O médico que se cobra ser, estar e fazer-se permanentemente ético à beira do leito utiliza fios condutores forjados na vigorosa convicção que as verdades que precisa usar são provisórias – por distintos espaços de tempo- e que suas certezas nunca são absolutas – a complexidade é dominante e calidoscópica. Ele necessita pensar sobre tudo. Nem de tudo pensado ele pode dar certeza, mas nenhuma certeza dispensa ser criticamente pensada.
É razão maior para que o médico pavimente o caminho do comportamento ético pela prudência, a virtude importada da Antiguidade para o nosso Código de Ética Médica com seu sentido de sustentar deliberações pela veracidade, conhecimento validado e razão. O médico tem responsabilidades com o é permitido e é vedado não somente em função da intenção profissional (aplicação da beneficência), como também das consequências que podem ser previsíveis (aplicação da não maleficência). A exigência do consentimento pelo paciente ao médico é atapetada também pela prudência de respeitar que sim é sim e não é não, e que talvez não vale.
A prudência tem a qualidade de prover o raciocínio clínico com longos pseudópodos, assim contribuindo para que ele coordene múltiplos fins éticos. As dúvidas sobre certezas, as realidades de riscos e as chances de acasos exigem a prudência profissional dada a habitual complexidade das (múltiplas) escolhas em prol do futuro do paciente. Prudência é vigoroso agente do prognóstico.
Sabemos que a hipótese diagnóstica é uma verdade de momento quase que indispensável como ponto de partida para a construção da conduta e tomada de decisão. O médico necessita prosseguir na direção de certezas, tanto quanto possível, trabalhando com distintos níveis de realidade. Entender que ocorrem ao mesmo tempo, partes já documentadas (confirmando ou excluindo) e partes ainda interrogadas é compreender a importância do caminhar com a prudência para evitar que se deixem ocultos riscos dos benefícios presumidos. A prudência ajuda a responder à indagação Bom para quem?, respostas com profundas conotações éticas e morais relacionadas a inadmissíveis possibilidades de absolutismo cientificista e de narcisismo intelectual e quaisquer desvios do melhor interesse para o paciente, passando por ganhos secundários indevidos e conflitos de interesse.
Por isso, a Bioética da Beira do leito reforça que o médico tem na prudência um instrumento multifuncional para lidar com o conceito contemporâneo de saúde/doença ligado à capacidade de adaptação e autogestão em face de desafios físicos, emocionais e sociais. A Bioética da Beira do leito é simpática ao significado que pacientes são conglomerados de saúde e de doença, com suas verdades e certezas movimentando-se periodicamente, ora dominantes, ora desapercebidas na expressão clínica. A progressiva cronicidade das enfermidades é emblemática para a percepção que (estar) doente e (ter) doença não se superpõem exatamente.

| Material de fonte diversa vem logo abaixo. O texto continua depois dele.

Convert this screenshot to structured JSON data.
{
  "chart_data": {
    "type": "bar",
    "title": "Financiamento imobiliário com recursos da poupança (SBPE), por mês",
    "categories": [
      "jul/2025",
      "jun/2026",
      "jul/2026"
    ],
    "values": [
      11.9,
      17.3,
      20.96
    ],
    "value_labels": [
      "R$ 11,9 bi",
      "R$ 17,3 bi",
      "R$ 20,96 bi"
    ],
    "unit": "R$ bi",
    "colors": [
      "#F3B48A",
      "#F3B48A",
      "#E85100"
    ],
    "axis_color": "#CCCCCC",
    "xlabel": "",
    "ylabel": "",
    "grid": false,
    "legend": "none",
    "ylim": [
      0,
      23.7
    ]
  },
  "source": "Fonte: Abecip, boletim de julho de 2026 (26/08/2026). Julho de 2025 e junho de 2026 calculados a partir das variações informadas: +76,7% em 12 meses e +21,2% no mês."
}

A aplicação da prudência na Medicina contemporânea facilita analisar o grau de intervenção -desde radical até niilismo- com melhor relação risco/benefício para sustentar o equilíbrio entre as necessidades de atender às oportunidades de vida do paciente e as possibilidades de limitações determinadas pela enfermidade. Cada paciente terá seus desejos e preferências sobre usufruto da Medicina.
Em suma, a Bioética da Beira do leito realça que a prudência é sábio conselheiro do médico sobre o real significado de doença para cada paciente, ressaltando que saúde como ausência de doença é apreciação reducionista, que um diagnóstico de doença não é uma necessária pré-condição para redução do bem estar e da qualidade de vida e que, a sensação de bem-estar tem um sentido muito pessoal, a subjetividade predomina, assim, reafirmando que mesma pessoa pode estar ao mesmo tempo com saúde e ter doenças. Por isso, é da prudência da conduta terapêutica e/ou preventiva em enfermidades em geral preservar órgãos saudáveis e não agravar comorbidades.